Some critics of this way of thinking, most notably fiscally conservative, pro-middle-class Republicans, have called it “voodoo economics”—a mystical and unverifiable faith tradition posing as economic policy, which only serves to divert wealth away from the middle class, draining the federal budget to deliver wealth to the already wealthy.
Some take the view that this is overly harsh, but the question of deficit spending is clear: in the 1980s, during the heyday of “Reaganomics”, the US fell into massive, historically unprecedented budget deficits, and proponents of the policy actively talked up the virtues of spending beyond our means. You can’t get credit if you don’t borrow, goes the argument.
In the 1990s, it was a Democratic president that wrested the economy back from the deficit brink, actually balancing the budget, curbing spending (through the Reinventing Government program) and generating record budget surpluses. It was, then, the most radically supply-side-favorable administration, that of George W. Bush, that presided over the most massive spending increases to date. (The bulk of federal budget rises during the Obama presidency comes from actually including the Iraq and Afghanistan wars in the budget.)
What’s more, the radical spending increases of the Bush presidency were almost entirely unfunded. (There was no sound fiscal plan for funding the Iraq or Afghanistan wars, the Medicare Prescription Drug Benefit, the doubling of regular Pentagon spending, or the tax cuts.)
The point is not intended to be partisan; the point is that supply-side theorists demand (and activate) massive deficit spending and have never presented any serious plan to curb deficit spending. At present, supply-side plans that demand a balanced budget with no solution to revenue shortfalls are as unserious and anti-middle-class as supply-side policies have tended to be.

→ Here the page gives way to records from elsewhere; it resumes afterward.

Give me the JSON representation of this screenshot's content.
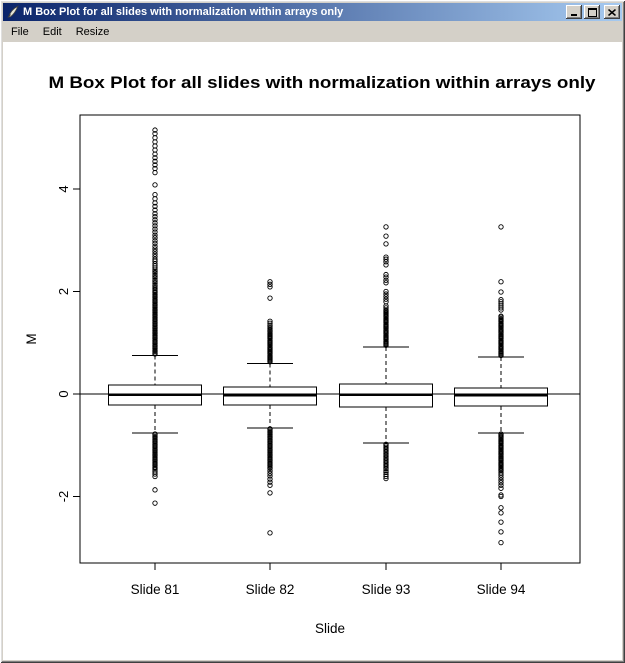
{
  "window": {
    "title": "M Box Plot for all slides with normalization within arrays only",
    "icons": {
      "titlebar": "quill-icon",
      "minimize": "minimize-icon",
      "maximize": "maximize-icon",
      "close": "close-icon"
    },
    "menu": [
      "File",
      "Edit",
      "Resize"
    ]
  },
  "colors": {
    "titlebar_gradient_left": "#0a246a",
    "titlebar_gradient_right": "#a6caf0",
    "window_chrome": "#d4d0c8",
    "plot_foreground": "#000000",
    "plot_background": "#ffffff"
  },
  "chart_data": {
    "type": "boxplot",
    "title": "M Box Plot for all slides with normalization within arrays only",
    "xlabel": "Slide",
    "ylabel": "M",
    "ylim": [
      -3.3,
      5.45
    ],
    "yticks": [
      -2,
      0,
      2,
      4
    ],
    "reference_line_y": 0,
    "grid": false,
    "legend": false,
    "categories": [
      "Slide 81",
      "Slide 82",
      "Slide 93",
      "Slide 94"
    ],
    "series": [
      {
        "name": "Slide 81",
        "q1": -0.21,
        "median": -0.02,
        "q3": 0.18,
        "whisker_low": -0.76,
        "whisker_high": 0.75,
        "outliers_high": [
          0.78,
          0.8,
          0.83,
          0.85,
          0.88,
          0.9,
          0.93,
          0.95,
          0.98,
          1.0,
          1.03,
          1.05,
          1.08,
          1.1,
          1.13,
          1.15,
          1.18,
          1.2,
          1.23,
          1.25,
          1.28,
          1.3,
          1.33,
          1.35,
          1.38,
          1.4,
          1.43,
          1.45,
          1.48,
          1.5,
          1.53,
          1.55,
          1.58,
          1.6,
          1.63,
          1.65,
          1.68,
          1.7,
          1.73,
          1.75,
          1.78,
          1.8,
          1.83,
          1.85,
          1.88,
          1.9,
          1.93,
          1.95,
          1.98,
          2.0,
          2.03,
          2.06,
          2.09,
          2.12,
          2.16,
          2.19,
          2.22,
          2.26,
          2.29,
          2.32,
          2.36,
          2.39,
          2.42,
          2.46,
          2.5,
          2.54,
          2.59,
          2.63,
          2.68,
          2.73,
          2.78,
          2.83,
          2.88,
          2.94,
          2.99,
          3.05,
          3.1,
          3.16,
          3.22,
          3.28,
          3.34,
          3.4,
          3.46,
          3.52,
          3.59,
          3.66,
          3.73,
          3.81,
          3.89,
          4.08,
          4.32,
          4.4,
          4.47,
          4.54,
          4.61,
          4.68,
          4.76,
          4.84,
          4.92,
          5.0,
          5.08,
          5.15
        ],
        "outliers_low": [
          -0.78,
          -0.8,
          -0.83,
          -0.85,
          -0.88,
          -0.9,
          -0.93,
          -0.95,
          -0.98,
          -1.0,
          -1.03,
          -1.05,
          -1.08,
          -1.1,
          -1.13,
          -1.15,
          -1.18,
          -1.2,
          -1.23,
          -1.25,
          -1.28,
          -1.3,
          -1.33,
          -1.35,
          -1.38,
          -1.4,
          -1.43,
          -1.45,
          -1.48,
          -1.52,
          -1.56,
          -1.61,
          -1.87,
          -2.13
        ]
      },
      {
        "name": "Slide 82",
        "q1": -0.21,
        "median": -0.03,
        "q3": 0.14,
        "whisker_low": -0.66,
        "whisker_high": 0.6,
        "outliers_high": [
          0.63,
          0.65,
          0.67,
          0.69,
          0.71,
          0.73,
          0.75,
          0.78,
          0.8,
          0.82,
          0.84,
          0.86,
          0.88,
          0.9,
          0.92,
          0.95,
          0.97,
          0.99,
          1.01,
          1.03,
          1.05,
          1.08,
          1.1,
          1.12,
          1.14,
          1.16,
          1.18,
          1.21,
          1.23,
          1.25,
          1.28,
          1.31,
          1.34,
          1.38,
          1.42,
          1.87,
          2.09,
          2.14,
          2.19
        ],
        "outliers_low": [
          -0.68,
          -0.7,
          -0.73,
          -0.75,
          -0.78,
          -0.8,
          -0.83,
          -0.85,
          -0.88,
          -0.9,
          -0.93,
          -0.95,
          -0.98,
          -1.0,
          -1.03,
          -1.05,
          -1.08,
          -1.1,
          -1.13,
          -1.15,
          -1.18,
          -1.2,
          -1.23,
          -1.25,
          -1.28,
          -1.3,
          -1.33,
          -1.35,
          -1.38,
          -1.4,
          -1.43,
          -1.45,
          -1.5,
          -1.55,
          -1.6,
          -1.66,
          -1.72,
          -1.78,
          -1.93,
          -2.71
        ]
      },
      {
        "name": "Slide 93",
        "q1": -0.25,
        "median": -0.02,
        "q3": 0.2,
        "whisker_low": -0.96,
        "whisker_high": 0.92,
        "outliers_high": [
          0.95,
          0.97,
          0.99,
          1.01,
          1.03,
          1.06,
          1.08,
          1.1,
          1.12,
          1.14,
          1.17,
          1.19,
          1.21,
          1.23,
          1.25,
          1.28,
          1.3,
          1.32,
          1.34,
          1.36,
          1.39,
          1.41,
          1.43,
          1.45,
          1.47,
          1.5,
          1.52,
          1.54,
          1.56,
          1.58,
          1.6,
          1.62,
          1.64,
          1.68,
          1.72,
          1.8,
          1.85,
          1.9,
          1.95,
          2.0,
          2.17,
          2.22,
          2.28,
          2.33,
          2.52,
          2.58,
          2.63,
          2.67,
          2.93,
          3.08,
          3.26
        ],
        "outliers_low": [
          -0.98,
          -1.01,
          -1.04,
          -1.07,
          -1.1,
          -1.13,
          -1.16,
          -1.19,
          -1.22,
          -1.25,
          -1.28,
          -1.31,
          -1.34,
          -1.37,
          -1.4,
          -1.43,
          -1.46,
          -1.5,
          -1.53,
          -1.57,
          -1.61,
          -1.65
        ]
      },
      {
        "name": "Slide 94",
        "q1": -0.23,
        "median": -0.03,
        "q3": 0.12,
        "whisker_low": -0.76,
        "whisker_high": 0.72,
        "outliers_high": [
          0.75,
          0.77,
          0.79,
          0.81,
          0.83,
          0.86,
          0.88,
          0.9,
          0.92,
          0.94,
          0.97,
          0.99,
          1.01,
          1.03,
          1.05,
          1.08,
          1.1,
          1.12,
          1.14,
          1.16,
          1.19,
          1.21,
          1.23,
          1.25,
          1.27,
          1.3,
          1.32,
          1.34,
          1.36,
          1.38,
          1.41,
          1.43,
          1.45,
          1.47,
          1.5,
          1.52,
          1.64,
          1.68,
          1.72,
          1.76,
          1.8,
          1.84,
          1.99,
          2.19,
          3.26
        ],
        "outliers_low": [
          -0.78,
          -0.8,
          -0.82,
          -0.84,
          -0.86,
          -0.89,
          -0.91,
          -0.93,
          -0.95,
          -0.97,
          -1.0,
          -1.02,
          -1.04,
          -1.06,
          -1.08,
          -1.11,
          -1.13,
          -1.15,
          -1.17,
          -1.19,
          -1.22,
          -1.24,
          -1.26,
          -1.28,
          -1.3,
          -1.33,
          -1.35,
          -1.37,
          -1.39,
          -1.41,
          -1.44,
          -1.46,
          -1.48,
          -1.5,
          -1.54,
          -1.58,
          -1.63,
          -1.68,
          -1.73,
          -1.78,
          -1.84,
          -1.97,
          -2.0,
          -2.22,
          -2.32,
          -2.5,
          -2.69,
          -2.9
        ]
      }
    ]
  }
}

Between the years 2001 and 2004 (in which George W. Bush’s two record tax giveaways to the ultrawealthy were passed), the median income of the wealthiest 1% of American households jumped by 17 times the total median income for the rest of American households, nearly half of what it had taken the previous 50 years for that wealthiest 1% to gain.

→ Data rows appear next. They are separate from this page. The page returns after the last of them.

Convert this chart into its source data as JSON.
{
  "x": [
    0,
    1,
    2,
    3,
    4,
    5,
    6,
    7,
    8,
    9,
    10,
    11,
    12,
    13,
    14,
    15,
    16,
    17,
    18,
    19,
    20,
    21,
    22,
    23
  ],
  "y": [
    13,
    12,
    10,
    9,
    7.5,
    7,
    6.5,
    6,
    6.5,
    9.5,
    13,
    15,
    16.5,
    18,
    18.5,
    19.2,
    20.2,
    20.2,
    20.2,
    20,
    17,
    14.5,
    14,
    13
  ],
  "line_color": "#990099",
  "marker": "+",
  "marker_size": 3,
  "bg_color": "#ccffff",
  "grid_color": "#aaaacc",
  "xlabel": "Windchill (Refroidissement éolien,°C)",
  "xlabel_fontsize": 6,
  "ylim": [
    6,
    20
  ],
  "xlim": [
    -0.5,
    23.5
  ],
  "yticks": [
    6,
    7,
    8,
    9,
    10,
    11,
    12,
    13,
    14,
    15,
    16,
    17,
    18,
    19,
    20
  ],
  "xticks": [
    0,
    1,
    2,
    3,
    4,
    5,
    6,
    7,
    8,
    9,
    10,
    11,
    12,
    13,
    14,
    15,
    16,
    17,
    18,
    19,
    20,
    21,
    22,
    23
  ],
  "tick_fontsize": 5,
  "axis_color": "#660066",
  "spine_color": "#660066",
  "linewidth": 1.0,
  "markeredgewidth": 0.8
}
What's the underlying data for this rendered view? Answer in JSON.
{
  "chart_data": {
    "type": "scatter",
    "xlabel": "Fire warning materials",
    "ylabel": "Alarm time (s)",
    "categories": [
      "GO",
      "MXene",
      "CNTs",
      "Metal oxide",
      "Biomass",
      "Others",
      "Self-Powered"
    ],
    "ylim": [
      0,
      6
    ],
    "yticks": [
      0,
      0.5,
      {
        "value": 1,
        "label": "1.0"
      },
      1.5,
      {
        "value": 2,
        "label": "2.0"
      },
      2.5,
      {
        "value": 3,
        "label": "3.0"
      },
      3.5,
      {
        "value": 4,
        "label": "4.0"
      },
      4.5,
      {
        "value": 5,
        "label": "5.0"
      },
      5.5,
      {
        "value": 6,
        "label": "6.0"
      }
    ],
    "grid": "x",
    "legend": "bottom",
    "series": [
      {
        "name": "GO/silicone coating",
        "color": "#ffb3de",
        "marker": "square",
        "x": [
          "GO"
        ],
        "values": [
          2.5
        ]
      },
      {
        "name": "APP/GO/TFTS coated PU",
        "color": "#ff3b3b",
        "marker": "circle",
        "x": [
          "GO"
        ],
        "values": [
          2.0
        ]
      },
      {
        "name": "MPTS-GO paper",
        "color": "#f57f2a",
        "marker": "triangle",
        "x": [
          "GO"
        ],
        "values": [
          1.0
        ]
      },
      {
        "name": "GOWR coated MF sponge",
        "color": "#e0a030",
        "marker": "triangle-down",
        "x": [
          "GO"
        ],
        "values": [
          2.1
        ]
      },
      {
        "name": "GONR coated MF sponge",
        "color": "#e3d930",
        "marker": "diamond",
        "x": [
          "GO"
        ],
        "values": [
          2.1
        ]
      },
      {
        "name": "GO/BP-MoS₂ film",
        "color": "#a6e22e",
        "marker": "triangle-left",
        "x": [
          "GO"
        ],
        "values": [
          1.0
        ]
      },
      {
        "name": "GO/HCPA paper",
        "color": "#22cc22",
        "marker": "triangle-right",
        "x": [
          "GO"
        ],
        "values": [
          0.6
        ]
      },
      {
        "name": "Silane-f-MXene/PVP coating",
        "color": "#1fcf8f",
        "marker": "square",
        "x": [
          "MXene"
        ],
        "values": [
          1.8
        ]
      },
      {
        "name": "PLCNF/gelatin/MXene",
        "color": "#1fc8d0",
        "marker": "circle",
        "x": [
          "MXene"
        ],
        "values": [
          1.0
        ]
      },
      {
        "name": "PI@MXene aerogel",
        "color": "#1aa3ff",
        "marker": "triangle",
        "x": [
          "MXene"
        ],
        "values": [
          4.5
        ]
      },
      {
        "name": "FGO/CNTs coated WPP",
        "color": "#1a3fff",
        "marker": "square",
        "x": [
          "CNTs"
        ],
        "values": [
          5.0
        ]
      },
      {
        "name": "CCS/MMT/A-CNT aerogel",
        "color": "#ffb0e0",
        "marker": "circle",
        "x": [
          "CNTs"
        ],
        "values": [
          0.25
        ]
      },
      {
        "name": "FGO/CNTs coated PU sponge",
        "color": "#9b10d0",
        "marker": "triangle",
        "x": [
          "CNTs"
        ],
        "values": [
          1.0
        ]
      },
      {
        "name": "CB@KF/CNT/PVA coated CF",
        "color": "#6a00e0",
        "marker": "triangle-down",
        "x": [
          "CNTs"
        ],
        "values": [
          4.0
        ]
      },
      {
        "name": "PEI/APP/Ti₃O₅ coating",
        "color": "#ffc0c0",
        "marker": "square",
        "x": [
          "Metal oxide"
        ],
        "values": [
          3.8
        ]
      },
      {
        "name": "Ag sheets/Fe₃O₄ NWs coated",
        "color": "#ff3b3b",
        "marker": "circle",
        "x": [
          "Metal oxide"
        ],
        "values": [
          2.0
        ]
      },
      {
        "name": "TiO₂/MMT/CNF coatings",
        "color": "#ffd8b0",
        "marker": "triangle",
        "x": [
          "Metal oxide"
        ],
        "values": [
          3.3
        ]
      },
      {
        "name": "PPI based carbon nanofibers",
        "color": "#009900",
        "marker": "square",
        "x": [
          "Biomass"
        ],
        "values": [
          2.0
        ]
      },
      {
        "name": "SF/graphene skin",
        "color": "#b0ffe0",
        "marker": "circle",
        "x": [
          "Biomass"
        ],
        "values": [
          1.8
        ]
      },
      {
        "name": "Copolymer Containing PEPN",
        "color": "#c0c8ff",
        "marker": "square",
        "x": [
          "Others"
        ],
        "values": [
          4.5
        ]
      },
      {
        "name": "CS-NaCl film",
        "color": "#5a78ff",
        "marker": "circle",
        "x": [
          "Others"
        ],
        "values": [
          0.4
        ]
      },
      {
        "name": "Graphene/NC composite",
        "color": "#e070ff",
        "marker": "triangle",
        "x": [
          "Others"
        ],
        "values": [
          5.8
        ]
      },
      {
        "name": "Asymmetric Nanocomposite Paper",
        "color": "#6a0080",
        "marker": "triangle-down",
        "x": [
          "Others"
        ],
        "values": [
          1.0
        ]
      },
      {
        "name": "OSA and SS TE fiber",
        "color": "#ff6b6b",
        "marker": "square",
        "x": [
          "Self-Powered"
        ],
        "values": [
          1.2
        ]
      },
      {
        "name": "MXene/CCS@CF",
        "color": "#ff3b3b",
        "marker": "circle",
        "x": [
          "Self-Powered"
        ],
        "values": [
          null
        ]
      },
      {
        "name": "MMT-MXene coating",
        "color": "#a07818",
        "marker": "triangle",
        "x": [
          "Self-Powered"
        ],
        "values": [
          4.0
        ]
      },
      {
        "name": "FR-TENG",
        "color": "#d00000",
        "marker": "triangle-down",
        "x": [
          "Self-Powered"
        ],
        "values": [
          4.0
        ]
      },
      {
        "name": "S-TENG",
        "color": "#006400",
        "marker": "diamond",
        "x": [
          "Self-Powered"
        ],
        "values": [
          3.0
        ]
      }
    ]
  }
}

The 2001 tax cut was not stimulative and it did not “create jobs”; it was the single largest transfer of wealth in world history, it plunged the federal budget into massive deficits, and left the economy reeling: household borrowing at record highs, median household income falling, and less economic clout bound up in the middle class and small businesses than at any time since the 1890s.

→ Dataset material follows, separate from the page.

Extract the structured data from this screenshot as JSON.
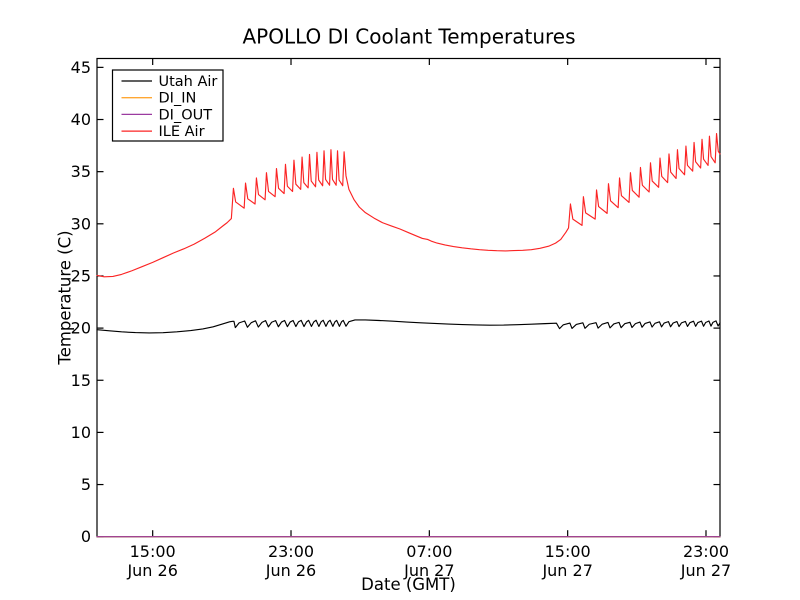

Any independent voter seeking to make sense of all the talk about debt and deficit, about the debt ceiling question, and about the hype and hyperbole coming from the Washington press corps, needs to first consider that our political and economic system demands above all things a vibrant and resilient middle class.
Continuing, or even radically expanding, policies that have so degraded the middle class, will not cure what ails our economy or our federal budget model. More precisely: any approach to debt and deficit that does nothing concrete to address shortfalls in revenue —almost entirely attributable to the voodoo economics of the period 2001-2008— is not a plan to deal with debt or deficit, but a political manipulation posing as economic policy.
Fiscal conservatives owe it to their movement and to the people who believe in their principles to 1) be honest about the viability of unfunded policy adjustments, and 2) make sure they take concrete action to shore up the middle class first of all.